Questo mentre i listini più significativi, da quello americano al Dax tedesco, sono ai loro record di sempre. Il passo di Piazza Affari è stato poderoso, ma è attardato rispetto all'andamento delle Borse mondiali che si trovano, grazie a un lustro di politiche monetarie ultra-espansive, ai loro top assoluti. Il ritardo italiano, a livello di Borsa, ha ovviamente molto a che fare con la lunga stagnazione del Paese e il suo ritmo strutturalmente troppo blando di crescita rispetto ad altri. Ma ora con la tiepida uscita dalla lunga recessione e la politica di acquisti di titoli sul mercato della Bce che fa da grande propulsore per gli asset finanziari, il mercato di Piazza Affari è diventato attraente per gli investitori. È proprio quel gap che separa le performance di Milano da Francoforte o Wall Street ad aver indotto lo strappo all'insù del listino milanese. Difficile pensare che si chiuda il differenziale, ma di certo Milano con Tokio (anch'essa lontana di un 50% dai suoi massimi assoluti) sono le piazze che potrebbero continuare più facilmente il rally in corso.
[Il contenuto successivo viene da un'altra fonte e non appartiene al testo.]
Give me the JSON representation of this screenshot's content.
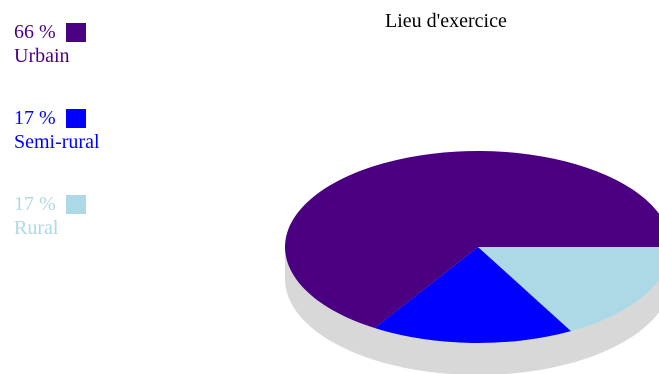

Nel mirino dei grandi investitori ci sono certamente le banche, e tra di esse le popolari che andranno incontro a una girandola di aggregazioni, ma anche quei titoli che difficilmente deludono in termini di redditività. I nomi sono sempre quelli. Da Luxottica a Ferragamo. Da Recordati a Diasorin. Da Prysmian a Moncler solo per citarne alcuni.
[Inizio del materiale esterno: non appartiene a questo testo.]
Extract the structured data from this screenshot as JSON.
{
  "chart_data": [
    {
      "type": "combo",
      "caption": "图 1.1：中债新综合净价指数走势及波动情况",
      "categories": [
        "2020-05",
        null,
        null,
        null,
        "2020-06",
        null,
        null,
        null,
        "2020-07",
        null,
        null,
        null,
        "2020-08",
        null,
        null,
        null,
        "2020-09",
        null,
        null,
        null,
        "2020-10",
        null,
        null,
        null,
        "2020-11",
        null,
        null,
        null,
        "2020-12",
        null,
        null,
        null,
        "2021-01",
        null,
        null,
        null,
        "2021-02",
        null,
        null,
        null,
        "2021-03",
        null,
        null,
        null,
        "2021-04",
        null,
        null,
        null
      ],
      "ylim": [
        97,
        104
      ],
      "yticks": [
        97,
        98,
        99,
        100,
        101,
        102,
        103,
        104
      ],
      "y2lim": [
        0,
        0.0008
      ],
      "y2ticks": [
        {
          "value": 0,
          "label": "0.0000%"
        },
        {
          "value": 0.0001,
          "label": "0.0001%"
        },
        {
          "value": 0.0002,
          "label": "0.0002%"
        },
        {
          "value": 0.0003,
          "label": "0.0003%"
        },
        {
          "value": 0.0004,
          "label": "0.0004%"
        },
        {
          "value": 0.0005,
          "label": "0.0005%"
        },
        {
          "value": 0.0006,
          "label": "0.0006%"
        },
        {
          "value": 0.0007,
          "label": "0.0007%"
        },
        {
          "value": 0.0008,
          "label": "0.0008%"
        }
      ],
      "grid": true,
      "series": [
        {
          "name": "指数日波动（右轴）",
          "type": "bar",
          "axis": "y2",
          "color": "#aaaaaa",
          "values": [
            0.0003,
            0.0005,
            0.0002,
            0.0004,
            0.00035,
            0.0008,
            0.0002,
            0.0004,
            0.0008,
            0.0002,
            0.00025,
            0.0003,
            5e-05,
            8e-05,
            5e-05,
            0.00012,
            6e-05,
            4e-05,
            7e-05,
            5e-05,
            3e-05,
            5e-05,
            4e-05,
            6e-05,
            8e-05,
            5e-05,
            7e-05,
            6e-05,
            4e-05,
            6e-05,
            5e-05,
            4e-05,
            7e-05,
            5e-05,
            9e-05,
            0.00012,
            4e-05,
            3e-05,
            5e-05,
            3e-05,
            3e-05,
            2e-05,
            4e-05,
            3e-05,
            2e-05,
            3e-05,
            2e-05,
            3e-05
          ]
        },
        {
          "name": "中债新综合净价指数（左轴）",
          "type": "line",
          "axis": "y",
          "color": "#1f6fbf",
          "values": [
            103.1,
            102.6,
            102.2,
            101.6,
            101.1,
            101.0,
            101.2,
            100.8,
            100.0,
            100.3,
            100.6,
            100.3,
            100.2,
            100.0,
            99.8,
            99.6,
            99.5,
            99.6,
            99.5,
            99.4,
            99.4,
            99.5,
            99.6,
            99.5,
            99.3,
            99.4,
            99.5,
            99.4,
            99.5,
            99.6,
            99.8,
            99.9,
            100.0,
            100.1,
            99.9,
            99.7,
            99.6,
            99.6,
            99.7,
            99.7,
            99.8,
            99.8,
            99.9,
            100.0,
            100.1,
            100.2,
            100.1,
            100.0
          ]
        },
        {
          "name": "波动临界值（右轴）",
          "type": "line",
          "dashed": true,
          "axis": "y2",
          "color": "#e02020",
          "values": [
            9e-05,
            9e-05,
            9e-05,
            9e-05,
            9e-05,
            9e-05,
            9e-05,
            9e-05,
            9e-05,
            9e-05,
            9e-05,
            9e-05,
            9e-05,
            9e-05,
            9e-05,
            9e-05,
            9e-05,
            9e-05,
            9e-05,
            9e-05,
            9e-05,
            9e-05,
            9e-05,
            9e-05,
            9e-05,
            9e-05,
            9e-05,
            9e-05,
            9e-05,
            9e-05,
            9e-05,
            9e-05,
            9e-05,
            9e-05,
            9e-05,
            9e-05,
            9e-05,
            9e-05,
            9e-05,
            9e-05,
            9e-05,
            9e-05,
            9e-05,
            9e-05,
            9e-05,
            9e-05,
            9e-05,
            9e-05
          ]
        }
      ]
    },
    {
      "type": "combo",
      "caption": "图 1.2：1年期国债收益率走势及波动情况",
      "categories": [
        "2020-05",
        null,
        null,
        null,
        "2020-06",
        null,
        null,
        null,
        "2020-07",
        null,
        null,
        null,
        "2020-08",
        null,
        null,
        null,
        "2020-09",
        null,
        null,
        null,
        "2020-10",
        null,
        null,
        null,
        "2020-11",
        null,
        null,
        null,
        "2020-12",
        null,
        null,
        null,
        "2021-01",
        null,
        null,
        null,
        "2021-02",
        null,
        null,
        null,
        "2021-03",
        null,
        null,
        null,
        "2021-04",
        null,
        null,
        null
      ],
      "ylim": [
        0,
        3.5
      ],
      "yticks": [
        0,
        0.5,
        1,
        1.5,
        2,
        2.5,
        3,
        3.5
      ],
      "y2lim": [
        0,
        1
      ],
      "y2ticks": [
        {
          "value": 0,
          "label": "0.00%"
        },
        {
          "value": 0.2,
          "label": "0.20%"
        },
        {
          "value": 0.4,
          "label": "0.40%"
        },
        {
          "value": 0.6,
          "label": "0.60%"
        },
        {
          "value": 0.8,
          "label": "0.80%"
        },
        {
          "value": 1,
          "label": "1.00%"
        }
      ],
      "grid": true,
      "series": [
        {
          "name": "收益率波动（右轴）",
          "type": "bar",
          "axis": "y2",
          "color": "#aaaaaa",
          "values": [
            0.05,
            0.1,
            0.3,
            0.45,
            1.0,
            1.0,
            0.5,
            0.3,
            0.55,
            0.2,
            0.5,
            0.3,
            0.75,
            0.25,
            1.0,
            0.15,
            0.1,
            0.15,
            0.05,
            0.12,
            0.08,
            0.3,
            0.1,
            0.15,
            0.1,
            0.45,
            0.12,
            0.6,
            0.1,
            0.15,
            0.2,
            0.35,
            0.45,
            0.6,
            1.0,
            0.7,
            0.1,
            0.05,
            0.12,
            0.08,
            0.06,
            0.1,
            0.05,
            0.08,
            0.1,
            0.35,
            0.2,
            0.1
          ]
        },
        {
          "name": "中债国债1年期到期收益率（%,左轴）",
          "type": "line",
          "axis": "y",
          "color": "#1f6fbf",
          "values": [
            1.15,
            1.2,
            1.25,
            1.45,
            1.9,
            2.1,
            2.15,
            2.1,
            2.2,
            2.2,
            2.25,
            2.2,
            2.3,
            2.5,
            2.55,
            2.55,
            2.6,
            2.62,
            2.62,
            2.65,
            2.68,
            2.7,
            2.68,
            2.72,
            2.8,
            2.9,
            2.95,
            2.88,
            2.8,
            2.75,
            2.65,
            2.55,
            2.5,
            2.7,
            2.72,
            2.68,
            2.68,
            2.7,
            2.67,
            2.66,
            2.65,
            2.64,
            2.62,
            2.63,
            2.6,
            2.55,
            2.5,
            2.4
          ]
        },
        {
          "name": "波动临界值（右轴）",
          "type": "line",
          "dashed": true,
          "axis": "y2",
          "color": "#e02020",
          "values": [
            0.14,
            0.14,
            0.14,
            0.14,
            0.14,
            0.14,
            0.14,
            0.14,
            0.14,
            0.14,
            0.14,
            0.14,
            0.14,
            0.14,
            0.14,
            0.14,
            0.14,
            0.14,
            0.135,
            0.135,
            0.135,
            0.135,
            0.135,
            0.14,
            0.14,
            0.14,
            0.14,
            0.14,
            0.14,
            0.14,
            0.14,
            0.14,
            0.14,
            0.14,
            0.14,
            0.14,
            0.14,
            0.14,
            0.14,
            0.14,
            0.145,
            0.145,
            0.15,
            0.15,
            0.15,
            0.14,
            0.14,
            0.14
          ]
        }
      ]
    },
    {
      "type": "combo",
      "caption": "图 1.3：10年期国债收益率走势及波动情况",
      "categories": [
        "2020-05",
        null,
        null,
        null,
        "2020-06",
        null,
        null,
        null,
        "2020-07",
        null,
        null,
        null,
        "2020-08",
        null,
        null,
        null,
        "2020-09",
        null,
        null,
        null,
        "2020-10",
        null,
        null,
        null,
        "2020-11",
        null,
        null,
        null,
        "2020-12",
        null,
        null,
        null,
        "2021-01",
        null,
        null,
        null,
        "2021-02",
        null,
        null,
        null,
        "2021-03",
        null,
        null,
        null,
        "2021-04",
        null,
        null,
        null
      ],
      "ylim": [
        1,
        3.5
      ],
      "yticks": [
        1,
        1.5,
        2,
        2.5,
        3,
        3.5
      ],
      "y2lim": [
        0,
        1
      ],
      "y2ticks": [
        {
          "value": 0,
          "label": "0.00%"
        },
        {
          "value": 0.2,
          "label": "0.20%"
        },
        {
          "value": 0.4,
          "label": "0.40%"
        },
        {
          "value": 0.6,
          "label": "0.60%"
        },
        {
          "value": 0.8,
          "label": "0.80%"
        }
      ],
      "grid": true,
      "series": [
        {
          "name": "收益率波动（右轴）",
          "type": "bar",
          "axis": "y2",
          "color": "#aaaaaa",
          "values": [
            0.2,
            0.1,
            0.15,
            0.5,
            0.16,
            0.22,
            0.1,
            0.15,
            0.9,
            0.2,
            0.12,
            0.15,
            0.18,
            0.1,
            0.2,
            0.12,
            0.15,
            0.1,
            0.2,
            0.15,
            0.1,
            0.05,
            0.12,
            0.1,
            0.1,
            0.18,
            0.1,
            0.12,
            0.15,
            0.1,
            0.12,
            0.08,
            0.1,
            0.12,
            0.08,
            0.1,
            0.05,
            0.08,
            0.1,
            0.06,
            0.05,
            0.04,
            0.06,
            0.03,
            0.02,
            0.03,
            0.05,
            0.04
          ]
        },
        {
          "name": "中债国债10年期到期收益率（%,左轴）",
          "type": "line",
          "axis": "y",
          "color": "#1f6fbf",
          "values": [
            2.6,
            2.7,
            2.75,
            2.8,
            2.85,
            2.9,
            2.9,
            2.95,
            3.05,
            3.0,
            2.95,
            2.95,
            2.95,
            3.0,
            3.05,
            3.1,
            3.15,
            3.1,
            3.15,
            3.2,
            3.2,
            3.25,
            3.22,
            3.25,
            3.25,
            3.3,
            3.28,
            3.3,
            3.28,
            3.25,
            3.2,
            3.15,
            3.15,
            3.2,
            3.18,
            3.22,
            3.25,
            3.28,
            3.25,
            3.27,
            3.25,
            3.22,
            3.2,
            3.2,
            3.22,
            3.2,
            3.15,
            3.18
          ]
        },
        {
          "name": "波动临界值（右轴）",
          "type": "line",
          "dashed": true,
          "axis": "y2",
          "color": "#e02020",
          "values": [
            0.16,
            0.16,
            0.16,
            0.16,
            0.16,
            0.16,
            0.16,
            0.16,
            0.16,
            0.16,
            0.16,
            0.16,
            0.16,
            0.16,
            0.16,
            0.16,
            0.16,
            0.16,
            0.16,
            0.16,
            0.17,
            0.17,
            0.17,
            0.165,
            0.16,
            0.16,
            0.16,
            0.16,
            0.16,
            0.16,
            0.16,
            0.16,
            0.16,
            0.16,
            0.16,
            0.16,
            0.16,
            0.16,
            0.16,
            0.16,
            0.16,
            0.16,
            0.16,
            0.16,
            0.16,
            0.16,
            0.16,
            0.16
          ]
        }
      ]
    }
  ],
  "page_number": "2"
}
Cosa li accomuna? La capacità, strutturale, di avere profittabilità elevate. Se cumuli utili crescenti negli anni, sei una garanzia per gli investitori. Dividendo o meno. Il quadro pare idilliaco dipinto così. Certo c'è sempre qualcosa che può andare storto nel cammino all'insù di Piazza Affari. Quel qualcosa è esogeno allo stato di salute o meno delle singole società e oggi continua a ripresentarsi sotto le forme dell'incubo greco. Come un fiume carsico, il caso greco, ci dice dell'instabilità profonda della moneta unica e dell'area euro. Draghi ci ha messo una pezza con l'immissione di liquidità, ma di Grexit si continua a parlare. Ed è ovvio che ogni volta che lo spettro riappare, i listini tendono a innestare la retromarcia. Che in realtà per molti investitori sono occasioni di prese di profitto e di trasformare i capital gain virtuali in moneta sonante.